Elephant Beach after the long stretch of muddy road.
But there were elephants and there was a large reddish male that was impressive for its size. Then there were many mothers with their cubs that had been born recently, perhaps weeks ago since they had a black coat and not gray as it becomes after only a month. I couldn’t stop watching them. With the binoculars I saw incredible details, I felt like I was close to them, and I could hear them breathing. I took beautiful photographs. Close-ups, ambient, videos where the mothers cuddle their cubs. I felt truly immersed in the soul of true wildlife photography.



Sea Elephants, Mum and baby chilling on the shore.
The following morning the southern spring had decided to debut with a sun like it hadn’t been seen for a long time and in the small fishing port my day had begun with the courtship calls of sea lions that now seemed to have their residence in the village and along the mouth of the river the eternal fight for fresh fish between seals and seagulls seemed to never cease. It was ten o’clock when we left the port behind us to throw ourselves into the open sea in search of Commerson’s Duikers and after a mile from the mouth of the port channel a southern right whale was celebrating the start of the new season by highlighting its majesty, with tail strokes and fins on the surface of the water. The ocean paths became accessible and the coasts teemed with life. A female elephant seal was trying in every way to ruin the only landscape photograph I wanted to take, the oystercatchers were sneaking into the frame, and the snakes were emerging from their long hibernation, stunned by the months of inactivity, oblivious to my crossing.
It wasn’t a dream, it was Patagonia. It was my journey. It was my work. It was Adelante.
I spent the next few days in that area where in the meantime I had become friends with the photographer on board the Commerson dolphin boat and she, being from the area, had shown me all the most hidden places, unknown to casual visitors. Now, this is exactly how I love to travel.

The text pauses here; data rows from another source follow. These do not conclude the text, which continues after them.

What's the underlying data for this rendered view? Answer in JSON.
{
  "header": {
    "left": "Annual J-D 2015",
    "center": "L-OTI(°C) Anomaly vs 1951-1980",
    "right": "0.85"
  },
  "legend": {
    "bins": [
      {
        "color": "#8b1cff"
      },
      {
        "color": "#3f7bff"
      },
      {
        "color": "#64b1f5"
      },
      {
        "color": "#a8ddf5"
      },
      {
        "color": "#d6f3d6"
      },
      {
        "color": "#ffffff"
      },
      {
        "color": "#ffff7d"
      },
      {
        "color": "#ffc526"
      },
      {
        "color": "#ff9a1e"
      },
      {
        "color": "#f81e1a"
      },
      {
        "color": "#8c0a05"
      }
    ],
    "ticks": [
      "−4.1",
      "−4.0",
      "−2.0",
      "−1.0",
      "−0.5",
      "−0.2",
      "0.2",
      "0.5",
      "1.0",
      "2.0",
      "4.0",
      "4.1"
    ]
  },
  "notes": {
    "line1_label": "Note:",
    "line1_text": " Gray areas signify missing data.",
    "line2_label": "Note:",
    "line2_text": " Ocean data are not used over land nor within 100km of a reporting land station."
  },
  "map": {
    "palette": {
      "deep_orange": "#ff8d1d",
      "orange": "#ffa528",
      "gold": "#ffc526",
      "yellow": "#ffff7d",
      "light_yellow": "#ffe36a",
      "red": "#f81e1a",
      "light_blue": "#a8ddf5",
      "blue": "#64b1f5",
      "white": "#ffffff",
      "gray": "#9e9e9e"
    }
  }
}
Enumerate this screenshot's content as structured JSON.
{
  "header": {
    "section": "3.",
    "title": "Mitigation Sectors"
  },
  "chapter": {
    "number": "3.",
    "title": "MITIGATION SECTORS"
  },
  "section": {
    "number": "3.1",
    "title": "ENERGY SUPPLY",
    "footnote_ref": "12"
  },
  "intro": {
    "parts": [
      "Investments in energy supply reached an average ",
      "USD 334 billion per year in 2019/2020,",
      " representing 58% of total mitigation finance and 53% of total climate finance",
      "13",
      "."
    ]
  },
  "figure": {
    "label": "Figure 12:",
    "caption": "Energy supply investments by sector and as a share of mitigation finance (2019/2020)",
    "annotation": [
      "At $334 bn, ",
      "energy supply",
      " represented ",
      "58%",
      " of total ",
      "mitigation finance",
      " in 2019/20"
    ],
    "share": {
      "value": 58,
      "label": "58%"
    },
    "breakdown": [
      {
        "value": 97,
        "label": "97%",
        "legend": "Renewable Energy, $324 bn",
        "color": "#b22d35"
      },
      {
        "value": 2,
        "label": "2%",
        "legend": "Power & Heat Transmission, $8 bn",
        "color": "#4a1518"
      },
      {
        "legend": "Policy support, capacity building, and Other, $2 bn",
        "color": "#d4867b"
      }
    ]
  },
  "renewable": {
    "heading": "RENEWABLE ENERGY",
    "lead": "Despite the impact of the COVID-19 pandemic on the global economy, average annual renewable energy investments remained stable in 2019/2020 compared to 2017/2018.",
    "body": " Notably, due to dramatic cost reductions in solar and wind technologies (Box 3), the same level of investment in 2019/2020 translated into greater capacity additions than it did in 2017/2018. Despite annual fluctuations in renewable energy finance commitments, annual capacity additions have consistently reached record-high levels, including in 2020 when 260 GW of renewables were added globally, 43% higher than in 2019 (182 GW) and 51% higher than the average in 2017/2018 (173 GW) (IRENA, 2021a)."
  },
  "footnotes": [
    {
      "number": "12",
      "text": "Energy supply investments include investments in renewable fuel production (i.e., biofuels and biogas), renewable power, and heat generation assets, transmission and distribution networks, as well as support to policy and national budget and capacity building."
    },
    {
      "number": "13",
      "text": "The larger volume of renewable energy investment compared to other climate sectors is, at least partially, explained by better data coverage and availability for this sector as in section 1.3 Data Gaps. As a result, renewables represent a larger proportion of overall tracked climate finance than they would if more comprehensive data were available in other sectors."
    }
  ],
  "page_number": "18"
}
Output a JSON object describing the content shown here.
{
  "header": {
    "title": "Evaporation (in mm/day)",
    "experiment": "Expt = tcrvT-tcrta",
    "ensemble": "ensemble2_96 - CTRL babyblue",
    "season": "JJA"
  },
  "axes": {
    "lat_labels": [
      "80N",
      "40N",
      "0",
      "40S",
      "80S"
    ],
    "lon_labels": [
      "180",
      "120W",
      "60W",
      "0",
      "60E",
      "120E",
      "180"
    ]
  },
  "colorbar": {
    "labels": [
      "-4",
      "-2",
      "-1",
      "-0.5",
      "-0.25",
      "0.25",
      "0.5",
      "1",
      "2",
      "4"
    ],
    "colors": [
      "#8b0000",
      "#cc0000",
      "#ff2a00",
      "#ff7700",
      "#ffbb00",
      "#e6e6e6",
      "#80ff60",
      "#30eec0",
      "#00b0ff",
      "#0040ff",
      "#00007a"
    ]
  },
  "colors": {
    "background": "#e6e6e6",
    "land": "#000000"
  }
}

THE LONG TRANSFER TO RIO GALLEGOS, HEADING SOUTH
The trip had started off great and seemed to want to go on that path and once again, the interesting things always turned out to be the unexpected ones. I needed and needed to take some days off and I absolutely wanted to rest so I could face the cold that awaited me in the Andes in a few days. But then things, on trips like this, had gone differently. I was heading to Rio Gallegos, on a 19-hour bus ride. In the 50s/60s a sister of my maternal great-grandfather had moved to Argentina and through other relatives I met a great-nephew of hers (so a cousin of mine of I don’t know what degree) who was my age, a nature photographer too and was a wildlife ranger, a bit like the forest ranger in Italy. He lived right in Rio Gallegos, in the South, and we were not far from Chile and Tierra del Fuego, the extreme tip. The bus arrived at lunchtime, and Emanuele had picked me up at the station to take me to his house where I had met my relatives. Emanuele was a forest ranger and photographer and knew exactly where to take me. Not even a few hours after arriving, I had taken bursts of close-ups of a short-eared owl in broad daylight, a Patagonian fox, a pair of cauquèn and many other animals and right there, in that moment, I had the certainty that the trip was having the outcome I wanted. It was all so unexpected but at the same time perfect, as if there was an invisible guide who was quietly showing me the way.